Forum Moderators: open

Message Too Old, No Replies

Converting messy word doc to html table

         

SilverLining

11:41 am on Nov 17, 2006 (gmt 0)

10+ Year Member



Is there a quick and easy way to convert a word document into html format?

I have a price list which needs to be in table format (at most three columns), but the problem is that the word document is so messy. The data is separated by tabs and spaces, so "converting text to table" does not really help much.

I also tried saving the word doc as an html page, but that adds too much superfluous code.

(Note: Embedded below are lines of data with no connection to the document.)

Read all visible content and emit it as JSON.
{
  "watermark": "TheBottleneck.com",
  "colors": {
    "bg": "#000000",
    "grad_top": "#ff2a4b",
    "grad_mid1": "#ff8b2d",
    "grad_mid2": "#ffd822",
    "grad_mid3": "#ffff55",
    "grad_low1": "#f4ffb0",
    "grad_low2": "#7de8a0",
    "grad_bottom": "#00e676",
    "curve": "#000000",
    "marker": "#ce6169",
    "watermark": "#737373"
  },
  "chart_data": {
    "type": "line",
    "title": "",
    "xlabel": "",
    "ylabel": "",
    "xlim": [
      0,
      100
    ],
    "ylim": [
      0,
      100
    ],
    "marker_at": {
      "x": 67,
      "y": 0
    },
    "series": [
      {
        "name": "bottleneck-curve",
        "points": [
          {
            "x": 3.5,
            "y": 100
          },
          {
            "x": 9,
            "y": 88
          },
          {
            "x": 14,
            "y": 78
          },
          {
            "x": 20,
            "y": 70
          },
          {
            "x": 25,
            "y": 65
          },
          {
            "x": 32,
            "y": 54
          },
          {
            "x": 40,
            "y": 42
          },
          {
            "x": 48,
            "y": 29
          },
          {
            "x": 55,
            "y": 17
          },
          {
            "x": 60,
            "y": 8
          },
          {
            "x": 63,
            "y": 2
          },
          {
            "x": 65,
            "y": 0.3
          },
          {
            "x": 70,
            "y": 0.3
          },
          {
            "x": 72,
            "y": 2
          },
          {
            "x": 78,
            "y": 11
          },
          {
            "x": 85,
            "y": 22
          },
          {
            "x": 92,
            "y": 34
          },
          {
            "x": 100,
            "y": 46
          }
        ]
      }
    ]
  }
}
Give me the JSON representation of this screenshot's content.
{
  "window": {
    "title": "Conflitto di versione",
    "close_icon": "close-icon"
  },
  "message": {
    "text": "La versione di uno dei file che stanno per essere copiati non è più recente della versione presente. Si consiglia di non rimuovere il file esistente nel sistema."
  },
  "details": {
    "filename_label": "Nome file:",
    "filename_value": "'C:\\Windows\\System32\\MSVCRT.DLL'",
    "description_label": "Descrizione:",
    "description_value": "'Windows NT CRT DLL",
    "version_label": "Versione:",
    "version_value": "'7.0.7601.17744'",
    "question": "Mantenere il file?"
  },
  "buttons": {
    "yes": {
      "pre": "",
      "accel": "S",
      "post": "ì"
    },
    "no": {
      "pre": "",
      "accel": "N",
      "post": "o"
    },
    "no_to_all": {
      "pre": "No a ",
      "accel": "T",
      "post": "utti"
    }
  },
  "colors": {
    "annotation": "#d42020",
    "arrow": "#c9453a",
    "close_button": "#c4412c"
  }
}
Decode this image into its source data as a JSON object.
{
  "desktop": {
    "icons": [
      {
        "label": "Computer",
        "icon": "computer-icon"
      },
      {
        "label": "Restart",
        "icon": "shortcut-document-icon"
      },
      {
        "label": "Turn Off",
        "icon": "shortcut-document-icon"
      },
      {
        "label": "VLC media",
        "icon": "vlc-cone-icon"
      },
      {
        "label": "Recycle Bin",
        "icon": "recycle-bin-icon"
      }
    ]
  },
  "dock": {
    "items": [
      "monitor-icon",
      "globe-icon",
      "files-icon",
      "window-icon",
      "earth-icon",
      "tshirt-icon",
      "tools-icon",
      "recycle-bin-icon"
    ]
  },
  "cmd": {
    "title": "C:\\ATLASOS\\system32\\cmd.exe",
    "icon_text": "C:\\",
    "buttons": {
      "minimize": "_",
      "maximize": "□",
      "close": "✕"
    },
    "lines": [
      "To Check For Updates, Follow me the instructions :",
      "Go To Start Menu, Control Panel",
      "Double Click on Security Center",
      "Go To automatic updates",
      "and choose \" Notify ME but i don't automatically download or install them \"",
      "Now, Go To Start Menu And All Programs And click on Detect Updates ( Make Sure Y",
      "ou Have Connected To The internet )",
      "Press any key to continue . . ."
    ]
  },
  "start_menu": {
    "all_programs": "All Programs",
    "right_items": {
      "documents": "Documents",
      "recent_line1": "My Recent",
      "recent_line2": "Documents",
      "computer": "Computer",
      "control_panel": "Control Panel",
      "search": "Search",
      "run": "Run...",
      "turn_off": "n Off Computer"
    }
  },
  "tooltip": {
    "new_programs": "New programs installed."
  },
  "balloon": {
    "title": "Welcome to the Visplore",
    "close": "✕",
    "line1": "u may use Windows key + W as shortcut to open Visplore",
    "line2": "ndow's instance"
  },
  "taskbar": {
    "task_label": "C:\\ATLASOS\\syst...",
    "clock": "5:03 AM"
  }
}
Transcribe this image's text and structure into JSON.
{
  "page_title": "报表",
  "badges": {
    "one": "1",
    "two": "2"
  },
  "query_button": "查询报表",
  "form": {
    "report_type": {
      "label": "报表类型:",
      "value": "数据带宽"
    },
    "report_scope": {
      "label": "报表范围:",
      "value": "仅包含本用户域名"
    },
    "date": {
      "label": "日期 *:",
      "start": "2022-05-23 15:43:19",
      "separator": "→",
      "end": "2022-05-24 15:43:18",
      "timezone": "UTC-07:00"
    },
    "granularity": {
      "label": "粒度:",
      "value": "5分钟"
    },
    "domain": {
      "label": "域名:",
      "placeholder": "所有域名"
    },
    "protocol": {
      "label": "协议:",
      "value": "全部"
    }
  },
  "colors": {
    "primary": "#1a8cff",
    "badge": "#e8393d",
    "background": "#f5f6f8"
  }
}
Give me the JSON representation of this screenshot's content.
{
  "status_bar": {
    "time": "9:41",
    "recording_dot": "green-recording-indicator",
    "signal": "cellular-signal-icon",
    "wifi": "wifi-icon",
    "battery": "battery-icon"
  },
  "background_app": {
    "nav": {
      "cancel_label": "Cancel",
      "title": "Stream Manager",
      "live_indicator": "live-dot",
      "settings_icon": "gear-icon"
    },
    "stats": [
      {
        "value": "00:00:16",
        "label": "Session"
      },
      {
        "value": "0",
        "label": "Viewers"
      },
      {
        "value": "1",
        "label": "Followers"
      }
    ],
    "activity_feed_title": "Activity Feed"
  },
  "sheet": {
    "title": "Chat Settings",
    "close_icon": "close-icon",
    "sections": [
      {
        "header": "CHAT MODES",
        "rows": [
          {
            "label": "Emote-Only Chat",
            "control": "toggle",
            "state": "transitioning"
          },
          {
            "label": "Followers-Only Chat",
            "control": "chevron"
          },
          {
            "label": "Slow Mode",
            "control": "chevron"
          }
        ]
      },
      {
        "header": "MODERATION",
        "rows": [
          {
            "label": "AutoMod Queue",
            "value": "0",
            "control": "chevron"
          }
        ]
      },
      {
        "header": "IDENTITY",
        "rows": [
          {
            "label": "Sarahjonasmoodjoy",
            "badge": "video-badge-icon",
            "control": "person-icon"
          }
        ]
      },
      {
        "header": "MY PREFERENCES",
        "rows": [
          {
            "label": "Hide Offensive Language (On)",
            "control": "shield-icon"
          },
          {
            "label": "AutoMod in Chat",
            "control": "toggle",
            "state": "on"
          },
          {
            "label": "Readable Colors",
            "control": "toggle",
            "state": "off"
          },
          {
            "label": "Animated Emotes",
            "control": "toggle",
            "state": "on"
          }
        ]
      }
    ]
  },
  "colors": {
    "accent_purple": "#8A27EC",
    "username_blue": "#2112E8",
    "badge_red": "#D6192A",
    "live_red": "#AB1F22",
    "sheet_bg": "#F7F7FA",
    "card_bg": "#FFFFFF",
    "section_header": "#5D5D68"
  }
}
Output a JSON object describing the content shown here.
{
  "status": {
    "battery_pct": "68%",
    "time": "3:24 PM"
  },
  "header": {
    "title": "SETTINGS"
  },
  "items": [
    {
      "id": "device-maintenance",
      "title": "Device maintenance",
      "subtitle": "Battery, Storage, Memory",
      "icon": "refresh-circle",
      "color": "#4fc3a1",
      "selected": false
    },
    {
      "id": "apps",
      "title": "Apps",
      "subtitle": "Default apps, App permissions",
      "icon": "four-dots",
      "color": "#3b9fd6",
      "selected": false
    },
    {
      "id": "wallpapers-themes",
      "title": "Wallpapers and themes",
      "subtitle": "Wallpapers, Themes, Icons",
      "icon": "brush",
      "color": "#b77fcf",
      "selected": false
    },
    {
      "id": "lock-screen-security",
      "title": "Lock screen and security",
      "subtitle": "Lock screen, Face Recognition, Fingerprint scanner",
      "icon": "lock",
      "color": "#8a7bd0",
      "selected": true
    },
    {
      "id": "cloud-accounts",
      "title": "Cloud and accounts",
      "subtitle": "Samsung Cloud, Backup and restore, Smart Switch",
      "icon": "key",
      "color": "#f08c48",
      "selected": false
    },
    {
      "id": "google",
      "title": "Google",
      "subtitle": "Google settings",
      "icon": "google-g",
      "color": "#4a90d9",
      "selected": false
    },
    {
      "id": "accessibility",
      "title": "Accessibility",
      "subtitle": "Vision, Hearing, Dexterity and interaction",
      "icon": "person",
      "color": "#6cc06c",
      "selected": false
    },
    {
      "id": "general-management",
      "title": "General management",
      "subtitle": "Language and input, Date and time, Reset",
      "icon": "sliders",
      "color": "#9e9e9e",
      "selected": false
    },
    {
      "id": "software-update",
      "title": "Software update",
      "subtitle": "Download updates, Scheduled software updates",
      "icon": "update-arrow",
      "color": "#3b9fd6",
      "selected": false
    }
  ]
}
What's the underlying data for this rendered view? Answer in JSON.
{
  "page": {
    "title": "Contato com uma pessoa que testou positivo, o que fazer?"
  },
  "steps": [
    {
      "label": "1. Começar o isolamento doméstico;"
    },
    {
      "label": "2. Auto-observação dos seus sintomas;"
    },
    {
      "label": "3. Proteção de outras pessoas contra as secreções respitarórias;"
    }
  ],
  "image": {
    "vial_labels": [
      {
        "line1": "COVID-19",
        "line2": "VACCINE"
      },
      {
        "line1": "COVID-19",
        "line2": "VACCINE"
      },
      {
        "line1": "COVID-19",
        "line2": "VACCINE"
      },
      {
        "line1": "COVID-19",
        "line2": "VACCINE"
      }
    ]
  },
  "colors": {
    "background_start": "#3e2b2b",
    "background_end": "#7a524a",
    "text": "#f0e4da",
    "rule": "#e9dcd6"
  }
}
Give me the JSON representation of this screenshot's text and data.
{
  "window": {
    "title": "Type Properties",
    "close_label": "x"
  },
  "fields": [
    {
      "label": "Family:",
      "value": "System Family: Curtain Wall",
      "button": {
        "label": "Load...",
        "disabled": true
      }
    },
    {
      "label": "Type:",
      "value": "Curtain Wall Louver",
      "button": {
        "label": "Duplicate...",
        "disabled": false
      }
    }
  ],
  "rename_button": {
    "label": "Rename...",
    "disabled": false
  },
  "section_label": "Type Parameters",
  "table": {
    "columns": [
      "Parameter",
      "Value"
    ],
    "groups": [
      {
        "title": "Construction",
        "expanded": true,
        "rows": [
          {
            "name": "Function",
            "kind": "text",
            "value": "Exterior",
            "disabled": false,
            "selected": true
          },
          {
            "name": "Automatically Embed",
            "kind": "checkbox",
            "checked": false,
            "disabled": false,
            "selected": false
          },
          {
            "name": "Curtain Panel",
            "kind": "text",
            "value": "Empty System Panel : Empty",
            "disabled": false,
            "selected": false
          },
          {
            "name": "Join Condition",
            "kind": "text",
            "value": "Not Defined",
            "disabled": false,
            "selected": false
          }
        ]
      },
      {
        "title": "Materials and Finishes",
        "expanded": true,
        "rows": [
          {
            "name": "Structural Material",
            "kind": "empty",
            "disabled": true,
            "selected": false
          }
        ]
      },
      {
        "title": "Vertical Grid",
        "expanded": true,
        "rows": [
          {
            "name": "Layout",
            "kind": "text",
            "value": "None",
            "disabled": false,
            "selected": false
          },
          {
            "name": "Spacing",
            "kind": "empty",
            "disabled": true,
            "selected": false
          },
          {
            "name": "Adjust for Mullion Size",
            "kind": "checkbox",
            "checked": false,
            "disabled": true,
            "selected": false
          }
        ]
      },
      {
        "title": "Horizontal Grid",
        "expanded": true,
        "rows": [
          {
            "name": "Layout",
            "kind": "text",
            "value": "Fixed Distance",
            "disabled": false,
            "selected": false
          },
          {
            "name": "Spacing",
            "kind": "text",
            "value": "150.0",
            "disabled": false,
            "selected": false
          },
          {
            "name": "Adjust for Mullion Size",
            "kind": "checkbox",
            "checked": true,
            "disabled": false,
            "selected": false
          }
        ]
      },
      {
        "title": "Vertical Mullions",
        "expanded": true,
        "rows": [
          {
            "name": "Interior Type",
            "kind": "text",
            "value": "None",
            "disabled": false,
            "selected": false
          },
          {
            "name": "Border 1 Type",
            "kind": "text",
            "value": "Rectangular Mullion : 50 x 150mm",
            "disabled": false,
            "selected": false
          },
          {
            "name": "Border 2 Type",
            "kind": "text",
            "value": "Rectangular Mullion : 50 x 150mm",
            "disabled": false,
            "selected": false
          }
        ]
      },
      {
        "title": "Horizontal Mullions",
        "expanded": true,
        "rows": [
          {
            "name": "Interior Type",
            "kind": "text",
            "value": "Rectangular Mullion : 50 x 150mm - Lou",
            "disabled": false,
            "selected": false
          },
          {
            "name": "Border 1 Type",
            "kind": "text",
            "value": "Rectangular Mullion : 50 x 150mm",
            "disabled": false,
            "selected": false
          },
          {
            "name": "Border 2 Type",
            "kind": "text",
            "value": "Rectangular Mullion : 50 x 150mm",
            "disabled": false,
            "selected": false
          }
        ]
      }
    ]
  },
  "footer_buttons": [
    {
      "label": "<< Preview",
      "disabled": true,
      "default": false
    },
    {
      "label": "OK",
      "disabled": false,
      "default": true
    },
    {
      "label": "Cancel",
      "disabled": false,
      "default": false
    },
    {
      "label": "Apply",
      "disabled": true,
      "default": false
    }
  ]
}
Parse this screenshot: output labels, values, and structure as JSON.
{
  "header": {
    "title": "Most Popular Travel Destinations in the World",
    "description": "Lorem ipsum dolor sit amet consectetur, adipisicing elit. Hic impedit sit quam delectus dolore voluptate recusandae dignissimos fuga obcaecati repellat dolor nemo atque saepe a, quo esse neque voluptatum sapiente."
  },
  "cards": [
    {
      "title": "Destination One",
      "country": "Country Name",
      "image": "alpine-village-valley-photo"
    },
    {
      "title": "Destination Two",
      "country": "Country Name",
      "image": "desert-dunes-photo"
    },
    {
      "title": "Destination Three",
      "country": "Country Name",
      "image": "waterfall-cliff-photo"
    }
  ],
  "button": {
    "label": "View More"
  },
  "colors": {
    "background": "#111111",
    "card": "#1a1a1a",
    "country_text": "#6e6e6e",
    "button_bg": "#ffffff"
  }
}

There must be more time consuming way than doing it manually. Thinking there could be a way of sorting this with XVI32 Hex Editor, but have not had much exposure with that.

Any suggestions?

Robin_reala

12:01 pm on Nov 17, 2006 (gmt 0)

WebmasterWorld Senior Member 10+ Year Member



If it's tab separated I'd probably just copy the data into your text editor of choice and use find and replace. I use Textpad so I'd do:

Find:

\t

Replace:
</td><td>

Then to finish off the rows:

Find:

\n

Replace:
</td></tr>\n<tr><td>

Obviously you'll have to set up headers, summary, etc.

SilverLining

12:37 pm on Nov 17, 2006 (gmt 0)

10+ Year Member



Thanks Robin.

I'm using Notepadd ++ as GoLive does not seem to support this functionality. I have replaced all the tabs, but no new lines are found when searching for \n (Regular expressions ticked). What next?

[edited by: SilverLining at 12:42 pm (utc) on Nov. 17, 2006]

Robin_reala

12:51 pm on Nov 17, 2006 (gmt 0)

WebmasterWorld Senior Member 10+ Year Member



Not sure for Notepad++ - I've used it but not to the extent of regex replacements.

There's a FAQ on their site about new-line replacements; it suggests Ctrl+M? Probably worth a read.

SilverLining

3:07 pm on Nov 17, 2006 (gmt 0)

10+ Year Member



Have looked at the FAQs, but in the end I used TextPad. Still need to clean up quite a bit, but thanks for the info.

johnnie

11:46 pm on Nov 17, 2006 (gmt 0)

WebmasterWorld Senior Member 10+ Year Member



Save it as HTML, grab a pond of coffee and try to fix up all the horrible junk generated by word ;)

bill

11:52 pm on Nov 17, 2006 (gmt 0)

WebmasterWorld Senior Member 10+ Year Member Top Contributors Of The Month



HTML Tidy has settings to clean up Word's HTML. FrontPage has a similar tool to optimize Word's HTML.

floriniri

6:16 am on Nov 18, 2006 (gmt 0)

10+ Year Member



I know most of the guys are using Dreanweaver. personally, I use FrontPage. In your case, I'd simply save as html from within Word, then use FrontPage to get rid of the aditional code that Word is putting in.
As a note: Dreamweaver is also adding useless code, so you end up having a bigger page.
Hope it helps

SilverLining

4:21 pm on Nov 27, 2006 (gmt 0)

10+ Year Member



Thanks for the suggestions.

I have installed the HTML Tidy eclipse plugin which looks pretty helpful, although our config.xml file alone has thousand of warnings/errors and those errors need to be fixed before using HTML Tidy to generate a tidied up version. I mostly use eclipse for jsps and xml files, so this is not ideal for testing standalone html files. Or is there a better way to use this plugin to it's full potential (on a windows box)? Do I need to setup a new project for my html pages?